Le désir est par définition, contradictoire, situé entre une source possible de satisfaction et une souffrance liée au manque car caractérisant les rapports de l'homme au monde. Désirer est-ce nécessairement souffrir ?
En définitive, le désir peut-il se satisfaire de la réalité ?

Extrait du document:

L’essence du désir réside dans son insatisfaction de la réalité. Mais satisfaire ses désirs, est-ce la condition du bonheur ? Le désir, même s’il s’enracine dans le corps, ne se confond pas avec le besoin : le besoin désigne l’état dans lequel se trouve l’organisme lorsqu’il est privé de ce qui assure son fonctionnement (besoins vitaux, pulsion d’autoconservation), et trouve son assouvissement dans un objet spécifique qui lui préexiste.

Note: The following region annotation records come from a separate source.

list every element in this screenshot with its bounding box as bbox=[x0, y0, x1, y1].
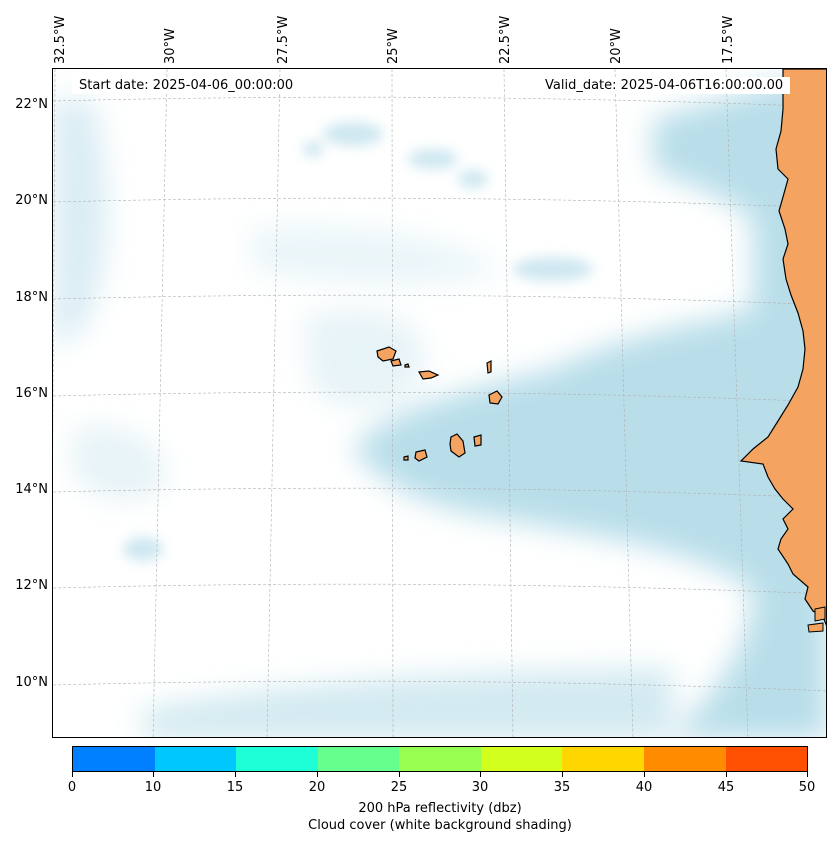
colorbar-tick-label: 35 bbox=[553, 780, 571, 795]
meridian bbox=[152, 69, 168, 737]
colorbar-tick bbox=[235, 772, 236, 777]
lon-label-32-5w: 32.5°W bbox=[53, 15, 68, 64]
colorbar-segment bbox=[562, 747, 644, 771]
cloud-patch-sw bbox=[73, 427, 165, 500]
cloud-spot bbox=[303, 141, 323, 157]
colorbar-tick-label: 25 bbox=[390, 780, 408, 795]
colorbar-tick-label: 15 bbox=[226, 780, 244, 795]
cloud-band-south bbox=[143, 669, 673, 737]
lat-label-16n: 16°N bbox=[15, 386, 48, 401]
cloud-spot bbox=[323, 122, 383, 146]
island-santo-antao bbox=[376, 346, 397, 362]
colorbar-tick bbox=[480, 772, 481, 777]
island-sao-vicente bbox=[390, 358, 402, 367]
meridian bbox=[614, 69, 634, 737]
parallel bbox=[53, 583, 826, 595]
colorbar-segment bbox=[725, 747, 808, 771]
meridian bbox=[266, 69, 281, 737]
island-boa-vista bbox=[488, 390, 503, 405]
colorbar-tick bbox=[807, 772, 808, 777]
colorbar-tick-label: 40 bbox=[635, 780, 653, 795]
meridian bbox=[725, 69, 749, 737]
parallel bbox=[53, 96, 826, 108]
colorbar-segment bbox=[154, 747, 237, 771]
island-fogo bbox=[414, 449, 428, 462]
colorbar-segment bbox=[643, 747, 726, 771]
lat-label-10n: 10°N bbox=[15, 675, 48, 690]
start-date-label: Start date: 2025-04-06_00:00:00 bbox=[72, 77, 301, 94]
african-coast-islet bbox=[807, 622, 824, 633]
meridian bbox=[391, 69, 394, 737]
colorbar-tick-label: 20 bbox=[308, 780, 326, 795]
cape-verde-islands bbox=[376, 346, 503, 462]
colorbar-segment bbox=[236, 747, 318, 771]
african-coast-islet bbox=[814, 606, 826, 622]
colorbar-tick bbox=[317, 772, 318, 777]
lat-label-22n: 22°N bbox=[15, 97, 48, 112]
colorbar-tick-label: 0 bbox=[67, 780, 77, 795]
island-sao-nicolau bbox=[418, 370, 440, 380]
lat-label-12n: 12°N bbox=[15, 578, 48, 593]
meridian bbox=[503, 69, 514, 737]
parallel bbox=[53, 197, 826, 209]
african-coast-landmass bbox=[739, 69, 826, 626]
colorbar-segment bbox=[399, 747, 481, 771]
lon-label-27-5w: 27.5°W bbox=[276, 15, 291, 64]
lon-label-20w: 20°W bbox=[609, 28, 624, 64]
cloud-spot bbox=[408, 149, 458, 169]
colorbar-label: 200 hPa reflectivity (dbz) bbox=[358, 801, 522, 816]
colorbar-tick bbox=[72, 772, 73, 777]
colorbar-segment bbox=[317, 747, 400, 771]
colorbar-tick bbox=[399, 772, 400, 777]
colorbar-tick-label: 45 bbox=[717, 780, 735, 795]
cloud-band-west bbox=[53, 99, 107, 349]
graticule bbox=[53, 69, 826, 737]
parallel bbox=[53, 294, 826, 306]
colorbar-sublabel: Cloud cover (white background shading) bbox=[308, 818, 572, 833]
cloud-band-east bbox=[353, 69, 826, 737]
parallel bbox=[53, 487, 826, 499]
cloud-spot bbox=[458, 170, 488, 188]
colorbar-segment bbox=[73, 747, 155, 771]
colorbar-tick-label: 30 bbox=[471, 780, 489, 795]
cloud-patch-north bbox=[253, 226, 503, 284]
parallel bbox=[53, 680, 826, 692]
lat-label-14n: 14°N bbox=[15, 482, 48, 497]
island-santa-luzia bbox=[404, 363, 410, 368]
island-santiago bbox=[449, 433, 466, 458]
colorbar-tick bbox=[726, 772, 727, 777]
colorbar-tick-label: 10 bbox=[144, 780, 162, 795]
lon-label-25w: 25°W bbox=[386, 28, 401, 64]
lon-label-30w: 30°W bbox=[163, 28, 178, 64]
valid-date-label: Valid_date: 2025-04-06T16:00:00.00 bbox=[538, 77, 791, 94]
colorbar-tick-label: 50 bbox=[798, 780, 816, 795]
colorbar-tick bbox=[562, 772, 563, 777]
parallel bbox=[53, 391, 826, 403]
colorbar-tick bbox=[644, 772, 645, 777]
map-panel bbox=[52, 68, 827, 738]
colorbar bbox=[72, 746, 808, 772]
lat-label-18n: 18°N bbox=[15, 290, 48, 305]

Le désir en revanche n’a pas d’objet assigné par avance. Il anticipe un plaisir, mais l’objet de son plaisir est souvent le fruit de son imagination, il est lié au fantasme. Cependant le besoin, lié à une nécessité vitale, se trouve parfois entremêlé avec le désir de manière confuse, par exemple lorsqu’on mange. Cette anticipation du plaisir est à la fois réjouissance, jubilation donc source de joie, mais aussi attente, manque et donc source d’inquiétude, de souffrance. Le rapport du désir à son objet est paradoxal, car le désir vise la possession de l’objet désiré donc la fin du désir. Le désir vise, en ce sens, à s’autodétruire.